On Bullshit – Zur Typologie des Verschwörungstheoretikers

Januar 2, 2013 13 Kommentare

 “Never tell a lie when you can bullshit your way through.”

Eric Ambler, Dirty Story (zitiert nach Frankfurt 2005)

1.

„One of the most salient features of our culture is that there is so much bullshit. “

So beginnt der amerikanische Philosoph Harry G. Frankfurt seinen Text „On Bullshit“ aus dem Jahr 2005. Frankfurt ist ein analytischer Philosoph in der Tradition Wittgensteins, dessen wesentlichste Arbeiten sich damit beschäftigen, was Wahrheit ist und wie sie durch korrekte Begriffe und authentische Sprechakte repräsentiert werden kann.

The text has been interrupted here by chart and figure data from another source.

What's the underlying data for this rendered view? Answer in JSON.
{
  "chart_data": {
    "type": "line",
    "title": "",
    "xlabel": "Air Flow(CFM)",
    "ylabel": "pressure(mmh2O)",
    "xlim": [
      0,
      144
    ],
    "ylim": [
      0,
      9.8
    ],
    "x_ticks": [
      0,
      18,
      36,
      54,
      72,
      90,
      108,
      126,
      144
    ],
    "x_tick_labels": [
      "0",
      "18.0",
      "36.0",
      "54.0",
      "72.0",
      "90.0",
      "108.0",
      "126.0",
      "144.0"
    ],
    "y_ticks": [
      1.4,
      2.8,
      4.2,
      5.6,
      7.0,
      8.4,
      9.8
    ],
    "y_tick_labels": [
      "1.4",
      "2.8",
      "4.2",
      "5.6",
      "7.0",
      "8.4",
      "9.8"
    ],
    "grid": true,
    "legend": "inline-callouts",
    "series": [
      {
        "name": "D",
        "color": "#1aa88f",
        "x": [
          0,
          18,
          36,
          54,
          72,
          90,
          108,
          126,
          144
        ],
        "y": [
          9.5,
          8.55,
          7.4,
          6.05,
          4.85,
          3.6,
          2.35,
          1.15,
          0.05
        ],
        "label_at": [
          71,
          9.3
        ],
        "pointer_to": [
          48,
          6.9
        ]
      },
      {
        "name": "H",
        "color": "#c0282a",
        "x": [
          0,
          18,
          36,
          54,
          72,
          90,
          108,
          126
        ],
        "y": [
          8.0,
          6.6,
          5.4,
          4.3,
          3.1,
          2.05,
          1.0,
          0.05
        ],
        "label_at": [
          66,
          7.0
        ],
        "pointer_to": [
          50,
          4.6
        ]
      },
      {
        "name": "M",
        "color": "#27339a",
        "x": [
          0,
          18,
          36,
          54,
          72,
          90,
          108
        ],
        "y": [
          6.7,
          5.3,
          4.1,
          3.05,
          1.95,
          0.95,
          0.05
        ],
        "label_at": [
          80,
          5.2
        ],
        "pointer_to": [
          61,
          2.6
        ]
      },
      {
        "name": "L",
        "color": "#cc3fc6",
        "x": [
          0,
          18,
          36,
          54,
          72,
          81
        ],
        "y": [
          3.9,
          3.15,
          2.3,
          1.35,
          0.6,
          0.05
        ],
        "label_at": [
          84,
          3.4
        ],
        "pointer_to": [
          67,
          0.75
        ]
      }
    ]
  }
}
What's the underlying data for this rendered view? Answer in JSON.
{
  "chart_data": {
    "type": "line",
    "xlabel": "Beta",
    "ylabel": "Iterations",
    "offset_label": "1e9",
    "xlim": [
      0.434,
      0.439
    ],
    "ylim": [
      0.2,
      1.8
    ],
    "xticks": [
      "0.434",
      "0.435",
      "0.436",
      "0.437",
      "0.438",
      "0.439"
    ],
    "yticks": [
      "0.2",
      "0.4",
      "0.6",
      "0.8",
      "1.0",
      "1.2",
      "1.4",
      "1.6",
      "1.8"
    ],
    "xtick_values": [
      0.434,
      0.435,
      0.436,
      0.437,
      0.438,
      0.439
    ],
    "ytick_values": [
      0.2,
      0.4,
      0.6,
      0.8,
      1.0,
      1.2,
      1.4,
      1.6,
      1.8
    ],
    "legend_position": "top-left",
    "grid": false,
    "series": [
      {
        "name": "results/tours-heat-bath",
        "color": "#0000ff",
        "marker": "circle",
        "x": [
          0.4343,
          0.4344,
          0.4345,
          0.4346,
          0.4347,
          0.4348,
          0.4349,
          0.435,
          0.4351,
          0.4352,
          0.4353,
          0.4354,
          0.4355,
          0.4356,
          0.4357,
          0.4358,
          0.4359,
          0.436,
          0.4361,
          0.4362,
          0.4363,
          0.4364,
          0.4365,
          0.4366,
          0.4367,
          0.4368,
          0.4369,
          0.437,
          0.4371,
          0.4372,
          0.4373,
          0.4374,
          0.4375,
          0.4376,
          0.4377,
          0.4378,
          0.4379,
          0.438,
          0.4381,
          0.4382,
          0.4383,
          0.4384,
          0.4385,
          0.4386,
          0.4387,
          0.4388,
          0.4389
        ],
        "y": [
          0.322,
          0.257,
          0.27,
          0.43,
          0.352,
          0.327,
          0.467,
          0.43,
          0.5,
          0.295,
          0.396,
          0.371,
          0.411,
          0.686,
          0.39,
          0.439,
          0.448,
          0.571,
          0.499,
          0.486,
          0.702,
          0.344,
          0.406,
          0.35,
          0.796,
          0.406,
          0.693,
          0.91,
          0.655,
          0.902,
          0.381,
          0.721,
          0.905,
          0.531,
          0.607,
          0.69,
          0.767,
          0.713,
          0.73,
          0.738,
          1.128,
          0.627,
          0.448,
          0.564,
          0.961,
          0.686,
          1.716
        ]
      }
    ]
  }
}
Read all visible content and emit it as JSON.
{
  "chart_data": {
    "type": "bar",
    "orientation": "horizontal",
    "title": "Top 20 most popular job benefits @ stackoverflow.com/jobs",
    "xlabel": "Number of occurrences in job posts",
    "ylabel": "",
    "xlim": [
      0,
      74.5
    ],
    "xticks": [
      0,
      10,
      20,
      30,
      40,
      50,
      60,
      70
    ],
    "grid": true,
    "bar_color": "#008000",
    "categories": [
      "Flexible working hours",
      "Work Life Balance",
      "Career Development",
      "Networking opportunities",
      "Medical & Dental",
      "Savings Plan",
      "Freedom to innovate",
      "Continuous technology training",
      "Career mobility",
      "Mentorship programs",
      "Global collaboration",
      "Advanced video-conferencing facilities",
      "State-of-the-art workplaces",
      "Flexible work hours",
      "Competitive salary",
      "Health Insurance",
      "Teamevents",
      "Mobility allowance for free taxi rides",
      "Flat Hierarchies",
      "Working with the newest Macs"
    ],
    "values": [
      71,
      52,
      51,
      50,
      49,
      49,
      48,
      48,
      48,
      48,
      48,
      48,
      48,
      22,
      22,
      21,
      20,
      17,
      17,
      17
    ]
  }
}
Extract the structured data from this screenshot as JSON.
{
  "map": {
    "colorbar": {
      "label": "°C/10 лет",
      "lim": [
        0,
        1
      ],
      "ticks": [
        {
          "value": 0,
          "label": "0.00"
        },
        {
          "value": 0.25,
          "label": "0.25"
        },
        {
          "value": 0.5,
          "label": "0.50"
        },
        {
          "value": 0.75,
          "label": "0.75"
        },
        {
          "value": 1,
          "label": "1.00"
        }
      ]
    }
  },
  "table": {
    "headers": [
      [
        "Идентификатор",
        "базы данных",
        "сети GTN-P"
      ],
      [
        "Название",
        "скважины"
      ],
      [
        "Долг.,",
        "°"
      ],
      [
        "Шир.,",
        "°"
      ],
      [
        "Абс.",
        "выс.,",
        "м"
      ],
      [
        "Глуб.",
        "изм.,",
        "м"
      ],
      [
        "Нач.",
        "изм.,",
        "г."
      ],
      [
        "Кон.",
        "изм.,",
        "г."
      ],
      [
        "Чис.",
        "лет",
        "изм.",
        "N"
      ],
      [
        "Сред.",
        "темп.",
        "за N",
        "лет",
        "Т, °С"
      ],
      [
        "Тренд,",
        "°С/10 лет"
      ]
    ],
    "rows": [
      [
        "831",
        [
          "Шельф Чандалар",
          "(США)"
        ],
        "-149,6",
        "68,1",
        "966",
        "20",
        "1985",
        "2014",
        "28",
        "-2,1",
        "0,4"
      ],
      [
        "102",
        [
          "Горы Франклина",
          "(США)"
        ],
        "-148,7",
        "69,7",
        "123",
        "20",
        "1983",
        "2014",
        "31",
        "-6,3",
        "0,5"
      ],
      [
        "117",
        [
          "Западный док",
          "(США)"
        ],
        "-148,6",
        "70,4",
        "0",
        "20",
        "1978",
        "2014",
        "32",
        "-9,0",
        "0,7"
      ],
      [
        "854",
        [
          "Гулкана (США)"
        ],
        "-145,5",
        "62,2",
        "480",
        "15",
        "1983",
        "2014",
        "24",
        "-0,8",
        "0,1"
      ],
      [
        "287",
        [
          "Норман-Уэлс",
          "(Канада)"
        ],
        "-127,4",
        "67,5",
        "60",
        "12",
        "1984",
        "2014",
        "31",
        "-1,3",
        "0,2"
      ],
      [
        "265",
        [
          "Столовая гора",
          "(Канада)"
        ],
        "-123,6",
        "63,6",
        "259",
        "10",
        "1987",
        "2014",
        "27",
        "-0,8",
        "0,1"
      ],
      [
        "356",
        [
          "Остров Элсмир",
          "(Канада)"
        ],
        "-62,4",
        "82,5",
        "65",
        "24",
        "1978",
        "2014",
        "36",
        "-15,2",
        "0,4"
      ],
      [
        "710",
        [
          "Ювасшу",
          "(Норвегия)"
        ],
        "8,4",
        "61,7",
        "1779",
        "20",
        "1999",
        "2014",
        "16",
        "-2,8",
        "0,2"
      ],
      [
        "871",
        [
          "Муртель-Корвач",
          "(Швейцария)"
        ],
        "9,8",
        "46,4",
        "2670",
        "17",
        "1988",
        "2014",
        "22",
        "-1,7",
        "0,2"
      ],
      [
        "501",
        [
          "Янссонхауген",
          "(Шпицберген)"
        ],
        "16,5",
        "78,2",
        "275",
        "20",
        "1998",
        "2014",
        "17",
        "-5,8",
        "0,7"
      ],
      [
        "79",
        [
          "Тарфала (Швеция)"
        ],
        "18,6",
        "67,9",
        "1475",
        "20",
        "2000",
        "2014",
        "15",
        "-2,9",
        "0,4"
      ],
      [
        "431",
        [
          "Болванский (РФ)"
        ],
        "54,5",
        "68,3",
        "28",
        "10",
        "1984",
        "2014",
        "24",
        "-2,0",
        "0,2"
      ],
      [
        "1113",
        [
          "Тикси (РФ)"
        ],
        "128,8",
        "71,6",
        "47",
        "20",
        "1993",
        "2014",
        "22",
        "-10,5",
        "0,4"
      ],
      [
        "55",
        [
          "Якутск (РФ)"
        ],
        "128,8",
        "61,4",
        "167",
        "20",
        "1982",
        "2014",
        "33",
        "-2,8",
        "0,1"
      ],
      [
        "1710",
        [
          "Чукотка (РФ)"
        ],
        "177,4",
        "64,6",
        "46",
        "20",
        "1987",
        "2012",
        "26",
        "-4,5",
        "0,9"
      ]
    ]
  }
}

Wahrheit, wie sie analytische Philosophie versteht ist demnach ein System, das in erster Linie logisch korrekte Sprechakte möglich macht, die eindeutig als richtige oder falsche Aussagen identifiziert werden können. Analytische Philosophie kennt keine Ebene des Unbewussten, oder lehnt solche Begriffe unumwunden ab, und würde Phänomene, die sich philosophisch nicht unmittelbar in sprachlichen Operationen ausdrücken lassen, nicht als philosophischen Gegenstand anerkennen.  Die internen Grenzen solcher Auffassungen, wenn man sie mit der spekulativen Metaphysik der europäischen Tradition konfrontiert, sollen uns in diesem Beitrag nicht weiter beschäftigen. Frankfurts analytisch präzise Sprache kann uns jedoch dabei helfen, einem Phänomen beizukommen, das sich wie eine Seuche in den Kreisläufen unserer Kultur ausgebreitet hat: Verschwörungstheorien.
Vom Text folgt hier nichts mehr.